Les dithiocarbamates (DTC) sont une famille de produits phytopharmaceutiques incluant de nombreuses substances actives introduites en France il y a plus de 40 ans. Certaines de ces substances actives ont encore des usages autorisés en France, notamment des usages fongicides dans l’agriculture.

La qualité des données de surveillance des DTC ainsi que leur pertinence soulève de nombreuses questions étant donné leur instabilité dans les eaux, les méthodes d’analyse « globale » utilisées par les laboratoires, les pratiques de bancarisation des données etc…

Compte tenu de toutes ces difficultés, les substances de cette famille ne sont pas mentionnées dans l’arrêté surveillance du 7/8/2015. Cependant le besoin de surveillance de ces substances persiste.

L’objectif de ce travail, réalisé dans le cadre du programme d’action AQUAREF pour l’année 2017, est de présenter les composés de la famille des DTC et leurs caractéristiques physico-chimiques, les méthodes d’analyses actuellement disponibles et d’établir des recommandations pour la surveillance de ces composés dans l’environnement aquatique.

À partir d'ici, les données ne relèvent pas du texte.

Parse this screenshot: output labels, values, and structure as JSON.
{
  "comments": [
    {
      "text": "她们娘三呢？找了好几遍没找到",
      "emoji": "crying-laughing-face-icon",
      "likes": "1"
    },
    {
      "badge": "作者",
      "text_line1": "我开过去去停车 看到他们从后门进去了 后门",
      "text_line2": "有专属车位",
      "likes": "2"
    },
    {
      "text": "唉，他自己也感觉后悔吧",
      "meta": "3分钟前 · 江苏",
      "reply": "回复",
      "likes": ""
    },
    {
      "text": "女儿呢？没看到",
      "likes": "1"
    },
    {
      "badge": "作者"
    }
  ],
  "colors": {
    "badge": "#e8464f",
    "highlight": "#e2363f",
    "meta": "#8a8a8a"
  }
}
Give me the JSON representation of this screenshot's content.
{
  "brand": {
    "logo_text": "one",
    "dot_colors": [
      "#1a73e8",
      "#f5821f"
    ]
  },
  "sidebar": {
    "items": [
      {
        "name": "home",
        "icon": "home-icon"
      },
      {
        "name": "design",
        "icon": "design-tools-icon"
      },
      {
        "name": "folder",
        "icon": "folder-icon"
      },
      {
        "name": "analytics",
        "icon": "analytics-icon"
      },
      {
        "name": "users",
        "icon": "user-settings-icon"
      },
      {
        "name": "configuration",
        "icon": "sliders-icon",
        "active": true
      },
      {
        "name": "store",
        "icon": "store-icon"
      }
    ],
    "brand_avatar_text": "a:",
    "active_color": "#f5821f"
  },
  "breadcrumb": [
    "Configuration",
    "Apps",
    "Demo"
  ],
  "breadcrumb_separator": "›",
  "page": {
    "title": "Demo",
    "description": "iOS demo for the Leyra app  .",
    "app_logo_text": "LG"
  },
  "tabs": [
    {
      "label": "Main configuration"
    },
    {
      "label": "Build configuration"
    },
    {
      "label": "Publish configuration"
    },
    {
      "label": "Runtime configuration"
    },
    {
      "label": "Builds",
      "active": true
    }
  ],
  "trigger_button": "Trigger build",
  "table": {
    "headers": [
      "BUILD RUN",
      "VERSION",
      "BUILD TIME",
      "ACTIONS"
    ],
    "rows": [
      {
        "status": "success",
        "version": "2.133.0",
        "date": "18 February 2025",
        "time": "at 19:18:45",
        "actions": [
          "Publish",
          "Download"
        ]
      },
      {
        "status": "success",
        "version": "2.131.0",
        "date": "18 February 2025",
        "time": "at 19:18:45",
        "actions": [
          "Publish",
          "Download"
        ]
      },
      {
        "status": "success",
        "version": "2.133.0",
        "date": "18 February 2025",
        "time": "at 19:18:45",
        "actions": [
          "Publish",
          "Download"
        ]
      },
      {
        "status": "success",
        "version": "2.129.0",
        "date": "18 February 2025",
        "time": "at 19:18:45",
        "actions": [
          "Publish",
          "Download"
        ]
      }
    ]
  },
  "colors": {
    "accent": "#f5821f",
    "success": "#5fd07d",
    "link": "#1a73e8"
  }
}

La famille chimique des DTC compte plus de 20 substances. 15 sont traitées dans ce rapport et correspondent aux composés les plus retrouvés dans les bases de données (Sandre, ADES) et dans les publications scientifiques. Les 5 autres substances sont très peu décrites dans la littérature. Les 15 composés étudiés dans ce rapport sont classés en 8 sous-familles. Pour 4 des 8 sous-familles, les substances ont une structure unique par sous-famille et se différencient par leur complexe métallique :

  • les éthylènebis(dithiocarbamate) (EBD) avec le manèbe, le mancozèbe, le zinèbe, le nabame, le mancopper et le métirame,
  • le propylènebis(dithiocarbamate) (PBD) avec le propinèbe,
  • le méthyldithiocarbamate (MD) avec le métam-sodium,
  • le diméthyldithiocarbamates (DMD) avec le ferbame, zirame et dibame.

Pour les autres sous-familles, les DTC ne contiennent pas d’éléments métalliques. Ces composés sont dits neutres : le thirame, le disulfirame, le dazomet et le chinométhionate.

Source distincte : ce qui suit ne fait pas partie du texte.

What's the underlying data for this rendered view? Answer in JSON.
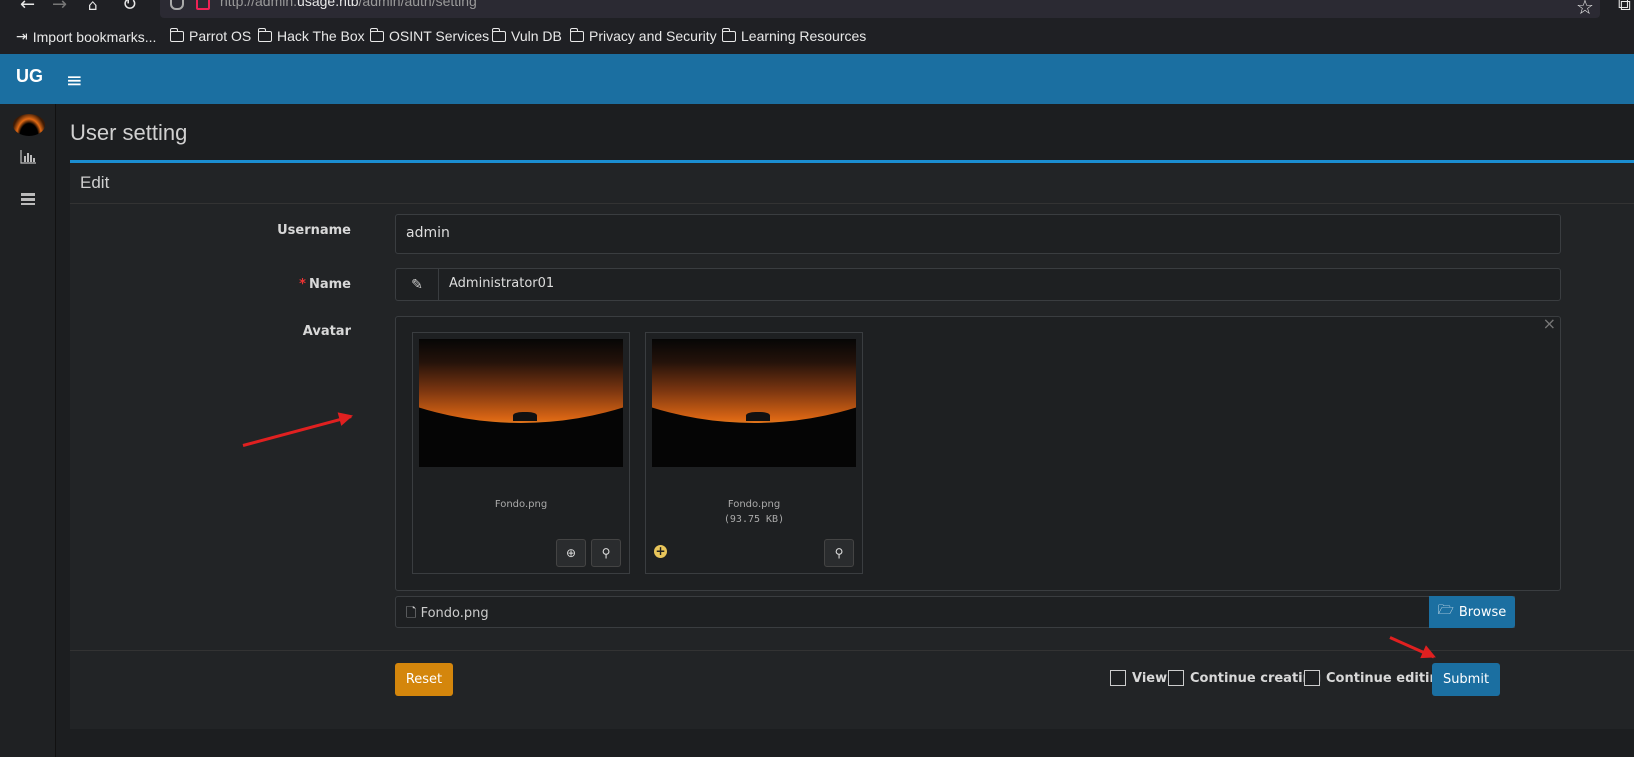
{
  "browser": {
    "url_prefix": "http://admin.",
    "url_domain": "usage.htb",
    "url_path": "/admin/auth/setting",
    "bookmarks": [
      {
        "label": "Import bookmarks...",
        "icon": "import-icon"
      },
      {
        "label": "Parrot OS",
        "icon": "folder-icon"
      },
      {
        "label": "Hack The Box",
        "icon": "folder-icon"
      },
      {
        "label": "OSINT Services",
        "icon": "folder-icon"
      },
      {
        "label": "Vuln DB",
        "icon": "folder-icon"
      },
      {
        "label": "Privacy and Security",
        "icon": "folder-icon"
      },
      {
        "label": "Learning Resources",
        "icon": "folder-icon"
      }
    ]
  },
  "app": {
    "logo": "UG",
    "accent_color": "#1b6fa1"
  },
  "page": {
    "title": "User setting",
    "box_title": "Edit"
  },
  "form": {
    "username_label": "Username",
    "username_value": "admin",
    "name_label": "Name",
    "name_required_mark": "*",
    "name_value": "Administrator01",
    "avatar_label": "Avatar",
    "avatar_files": [
      {
        "filename": "Fondo.png",
        "size": ""
      },
      {
        "filename": "Fondo.png",
        "size": "(93.75 KB)"
      }
    ],
    "file_input_value": "Fondo.png",
    "browse_label": "Browse",
    "reset_label": "Reset",
    "submit_label": "Submit",
    "after_submit_options": [
      "View",
      "Continue creating",
      "Continue editing"
    ]
  }
}
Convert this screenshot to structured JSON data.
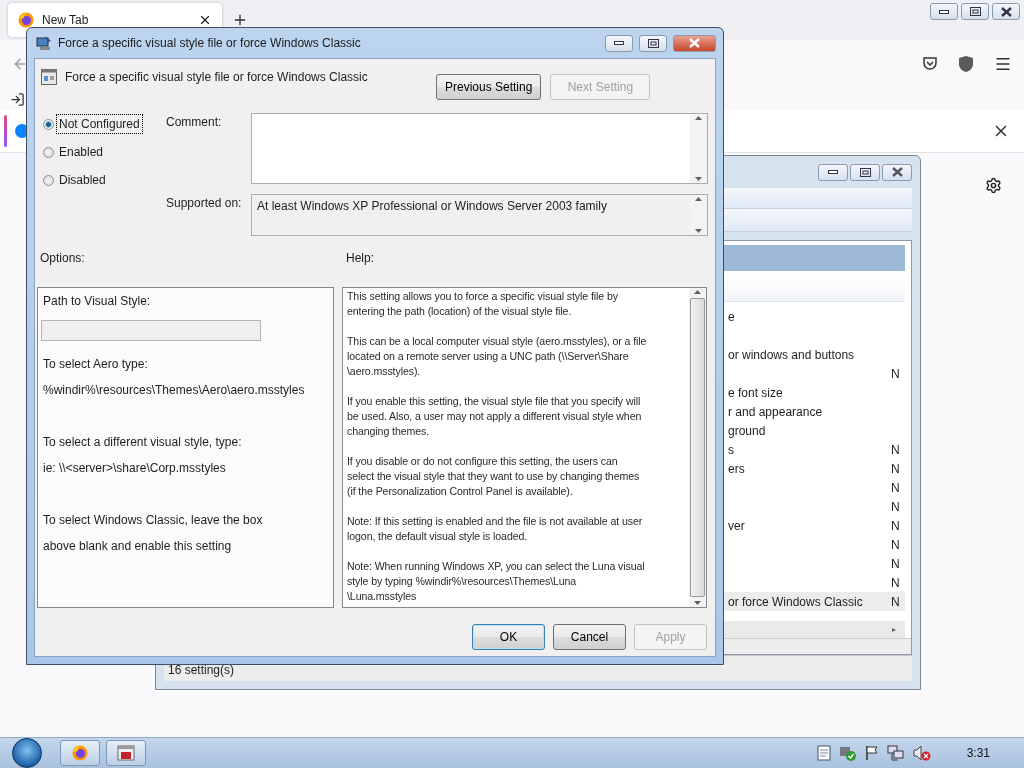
{
  "browser": {
    "tabs": [
      {
        "title": "New Tab",
        "selected": true
      }
    ]
  },
  "policy_window": {
    "rows": [
      {
        "name": "e",
        "selected": false
      },
      {
        "selected": false
      },
      {
        "name": "or windows and buttons",
        "selected": false
      },
      {
        "state": "N",
        "selected": false
      },
      {
        "name": "e font size",
        "selected": false
      },
      {
        "name": "r and appearance",
        "selected": false
      },
      {
        "name": "ground",
        "selected": false
      },
      {
        "name": "s",
        "state": "N",
        "selected": false
      },
      {
        "name": "ers",
        "state": "N",
        "selected": false
      },
      {
        "state": "N",
        "selected": false
      },
      {
        "state": "N",
        "selected": false
      },
      {
        "name": "ver",
        "state": "N",
        "selected": false
      },
      {
        "state": "N",
        "selected": false
      },
      {
        "state": "N",
        "selected": false
      },
      {
        "state": "N",
        "selected": false
      },
      {
        "name": "or force Windows Classic",
        "state": "N",
        "selected": true
      }
    ],
    "status": "16 setting(s)"
  },
  "dialog": {
    "title": "Force a specific visual style file or force Windows Classic",
    "heading": "Force a specific visual style file or force Windows Classic",
    "nav_buttons": [
      {
        "label": "Previous Setting",
        "disabled": false
      },
      {
        "label": "Next Setting",
        "disabled": true
      }
    ],
    "radios": [
      {
        "label": "Not Configured",
        "selected": true
      },
      {
        "label": "Enabled",
        "selected": false
      },
      {
        "label": "Disabled",
        "selected": false
      }
    ],
    "comment_label": "Comment:",
    "supported_label": "Supported on:",
    "supported_value": "At least Windows XP Professional or Windows Server 2003 family",
    "options_label": "Options:",
    "help_label": "Help:",
    "options": [
      {
        "kind": "text",
        "text": "Path to Visual Style:",
        "spaced": false
      },
      {
        "kind": "field",
        "disabled": true
      },
      {
        "kind": "text",
        "text": "To select Aero type:",
        "spaced": false
      },
      {
        "kind": "text",
        "text": "%windir%\\resources\\Themes\\Aero\\aero.msstyles",
        "spaced": false
      },
      {
        "kind": "text",
        "text": "To select a different visual style, type:",
        "spaced": true
      },
      {
        "kind": "text",
        "text": "ie: \\\\<server>\\share\\Corp.msstyles",
        "spaced": false
      },
      {
        "kind": "text",
        "text": "To select Windows Classic, leave the box",
        "spaced": true
      },
      {
        "kind": "text",
        "text": "above blank and enable this setting",
        "spaced": false
      }
    ],
    "help": [
      [
        "This setting allows you to force a specific visual style file by",
        "entering the path (location) of the visual style file."
      ],
      [
        "This can be a local computer visual style (aero.msstyles), or a file",
        "located on a remote server using a UNC path (\\\\Server\\Share",
        "\\aero.msstyles)."
      ],
      [
        "If you enable this setting, the visual style file that you specify will",
        "be used. Also, a user may not apply a different visual style when",
        "changing themes."
      ],
      [
        "If you disable or do not configure this setting, the users can",
        "select the visual style that they want to use by changing themes",
        "(if the Personalization Control Panel is available)."
      ],
      [
        "Note: If this setting is enabled and the file is not available at user",
        "logon, the default visual style is loaded."
      ],
      [
        "Note: When running Windows XP, you can select the Luna visual",
        "style by typing %windir%\\resources\\Themes\\Luna",
        "\\Luna.msstyles"
      ]
    ],
    "buttons": [
      {
        "label": "OK",
        "disabled": false,
        "default": true
      },
      {
        "label": "Cancel",
        "disabled": false,
        "default": false
      },
      {
        "label": "Apply",
        "disabled": true,
        "default": false
      }
    ]
  },
  "taskbar": {
    "clock": "3:31"
  }
}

En ce qui concerne l’analyse des DTC, il n’existe pas de norme pour la matrice eau. Une norme européenne est disponible pour les matrices fruits et légumes. Les résultats sont exprimés sous la forme d’un « indice global », appelé « indice dithiocarbamate ». En effet, cette méthode ne permet pas la détermination des composés individuels mais dose tous les DTC qui forment du disulfure de carbone (CS2) après hydrolyse acide. Ce même protocole est décrit par une méthode américaine pour les eaux usées, avec ajout d’une purge de l’échantillon avant l’hydrolyse acide. Cette purge permet d’éliminer le CS2 déjà présent dans l’échantillon, pour ensuite s’assurer que le CS2 formé sous l’action d’une hydrolyse acide provienne uniquement des DTC présents dans l’échantillon. Cette méthode est également sujette à des interférences du fait de la présence d’autres composés (hors DTC) qui formeraient également du CS2.

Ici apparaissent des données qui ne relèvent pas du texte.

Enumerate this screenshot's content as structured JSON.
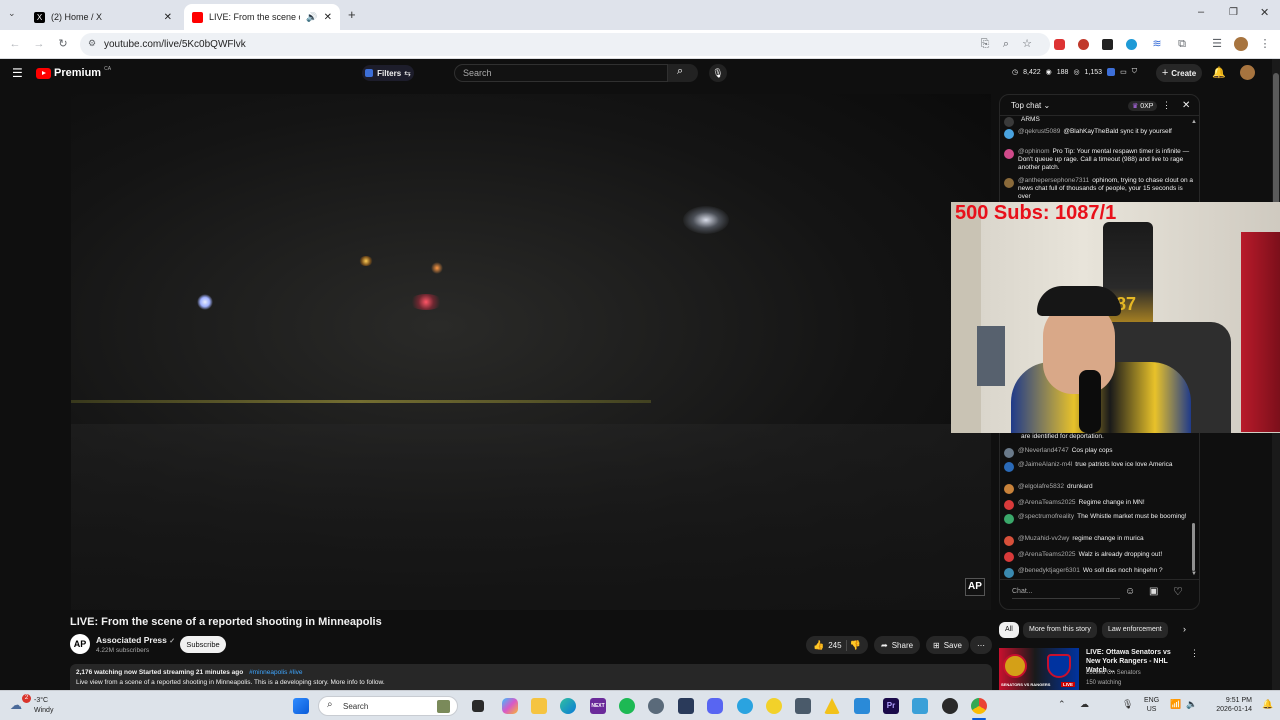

Les laboratoires adaptent les principes de ces méthodes pour l’appliquer à la matrice eau. Les performances des laboratoires en termes de limite de quantification pour l’indice dithiocarbamates semblent insuffisantes pour remplir les critères de performances de la directive cadre européenne dans les eaux souterraines. Il n’existe actuellement aucune comparaison interlaboratoires pour ce paramètre permettant de vérifier la maîtrise des analyses et ainsi garantir la qualité des données.

La recherche bibliographique a montré que l’ensemble des DTC peut être aussi analysé en sous-familles ou individuellement. L’analyse spécifique des DTC par sous-famille est possible pour la somme des EBD (mancozèbe, métirame, manèbe, zinèbe, nabame et mancopper) d’une part, et la somme des DMD (zirame, ferbame et dibame) d’autre part. Il ne sera pas possible de différencier les composés de ces sous-familles, la mesure de la somme d’une sous-famille correspondra à la somme des substances individuelles de cette sous-famille. Pour ces complexes métalliques, ce qui est réellement mesuré est différent du principe actif puisque seul la forme sans l’ion métallique est détectée. Les autres DTC sont analysables individuellement (propinèbe, métam-sodium, thirame, dazomet, disulfirame et chinométhionate). Même si certaines références bibliographiques décrivent précisément ces méthodes d’analyse spécifiques, peu de références sont disponibles dans les eaux.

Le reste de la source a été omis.